Segunda-feira, 29 de setembro de 2025

Feministas religiosas exigem igualdade de direitos para rezar no Muro das Lamentações

Todo mês, quando o sol de Jerusalém começa a se levantar no horizonte atrás do Monte das Oliveiras, um grupo de mulheres se reúne na entrada do Muro das Lamentações com um objetivo: contrabandear um livro religioso para dentro de um dos lugares mais sagrados do judaísmo.

O livro é o Rolo da Torá, também chamado de Sefer Torá. Em algumas vertentes do judaísmo ortodoxo, o acesso das mulheres ao objeto é restrito: elas não podem recitá-lo, apenas escutar sua leitura pelos homens.

Não é no que acreditam as Mulheres do Muro. Desde 1988, as ativistas feministas fazem questão não só de ler os rolos, mas também de adotar hábitos tradicionalmente masculinos na religião, como usar kipá na cabeça e, nos ombros, o talit, o xale para cerimônias religiosas.

Na luta por direitos iguais, as ativistas já compraram briga com judeus ultraortodoxos, a Suprema Corte, o Parlamento e o governo de Israel. Por causa delas, ir ao muro com uma Sefer Torá privada foi proibido. Como o lugar é separado entre mulheres e homens e só no lado masculino há rolos públicos, a proibição garante que só eles possam rezar.

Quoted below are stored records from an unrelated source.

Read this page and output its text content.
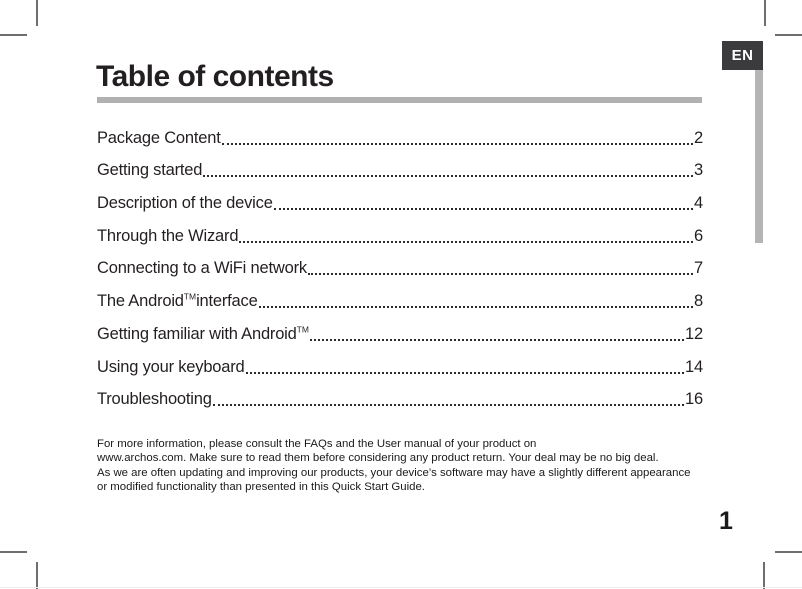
EN
Table of contents
Package Content	2
Getting started	3
Description of the device	4
Through the Wizard	6
Connecting to a WiFi network	7
The Android™interface	8
Getting familiar with Android™	12
Using your keyboard	14
Troubleshooting	16
For more information, please consult the FAQs and the User manual of your product on
www.archos.com. Make sure to read them before considering any product return. Your deal may be no big deal.
As we are often updating and improving our products, your device’s software may have a slightly different appearance
or modified functionality than presented in this Quick Start Guide.
1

“Já fui presa cinco vezes: quatro por usar o talit e uma por tentar entrar com o rolo da Torá”, conta Lesley Sachs, que pega a estrada de Tel Aviv todo mês para se juntar à reza.

A Sefer Torá não é um livro comum. Há uma versão da Torá impressa, à qual mulheres têm acesso. Já os rolos são produzidos por um escriba com pena e tinta preta num pergaminho de pele de animal costurado à mão. Podem demorar um ano para ficarem prontos.

As mulheres não são proibidas de rezar no muro (ou Kotel, seu nome em hebraico). Têm, inclusive, uma área reservada. O que incomoda alguns ramos ortodoxos é a adoção de papéis que consideram masculinos. É também objeto de revolta que a reza igualitária “obrigue” os homens a ouvirem vozes femininas.

“Homens ultraortodoxos não querem ouvir a voz das mulheres. É considerado obsceno”, diz Lesley.

Em resposta ao grupo, o governo passou uma lei dizendo que a reza teria de respeitar os costumes do muro. Domingo passado, a confusão começou cedo. Jovens ortodoxos reclamavam das ativistas que usavam o raio-X masculino.

“A placa separa a entrada de homens da de mulheres, mas eu acho que tanto faz, entro por onde achar melhor”, diz a diretora-executiva Yochi Rappeport.

No dia da reza feminista, a revista é mais intensa do que o normal. Os guardas sabem que elas tentarão entrar com uma Sefer Torá e são orientados a revistar fundos de mochilas e bolsas. Não é toda a sociedade israelense que se opõe às feministas. Em abril, o rabino reformista Gilad Kariv, recém-eleito para o Parlamento, fez um gesto de solidariedade usando sua imunidade para levar uma Sefer Torá ao muro. Kariv prometeu repetir a visita em novembro, mas suspendeu os planos depois que o presidente Isaac Herzog se comprometeu a mediar o diálogo para “baixar a temperatura”.

Um juiz também reconheceu os direitos das mulheres de rezarem como os homens, abrindo precedente para a discussão sobre a construção de um espaço igualitário para a reza. Apesar de ter se comprometido com isso no “Acordo do Kotel” de 2016, a pressão dos ultraortodoxos fez o então premier Benjamin Netanyahu voltar atrás. Hoje, o espaço existe, mas está degradado.

“Não há pressão contra da sociedade, é só um grupo que está contra nós. É o grupo da ortodoxia, que não quer compartilhar a religião judaica com outros grupos. A maioria da população israelense está conosco”, diz a rabina Sandra Kochmann.

A última eleição mudou as perspectivas. Saiu do comando Netanyahu e, junto com ele, foram alijados do poder os partidos ultraortodoxos. Em campanha para voltar à liderança, o ex-premier aproveita agora para capitalizar no antifeminismo e agradar à base ultraortodoxa. Quando um parlamentar tuitou chamando contra a cerimônia, Netanyahu endossou retuitando o conteúdo que pedia a fiéis que rezassem no local para impedir que o “Kotel fosse profanado.”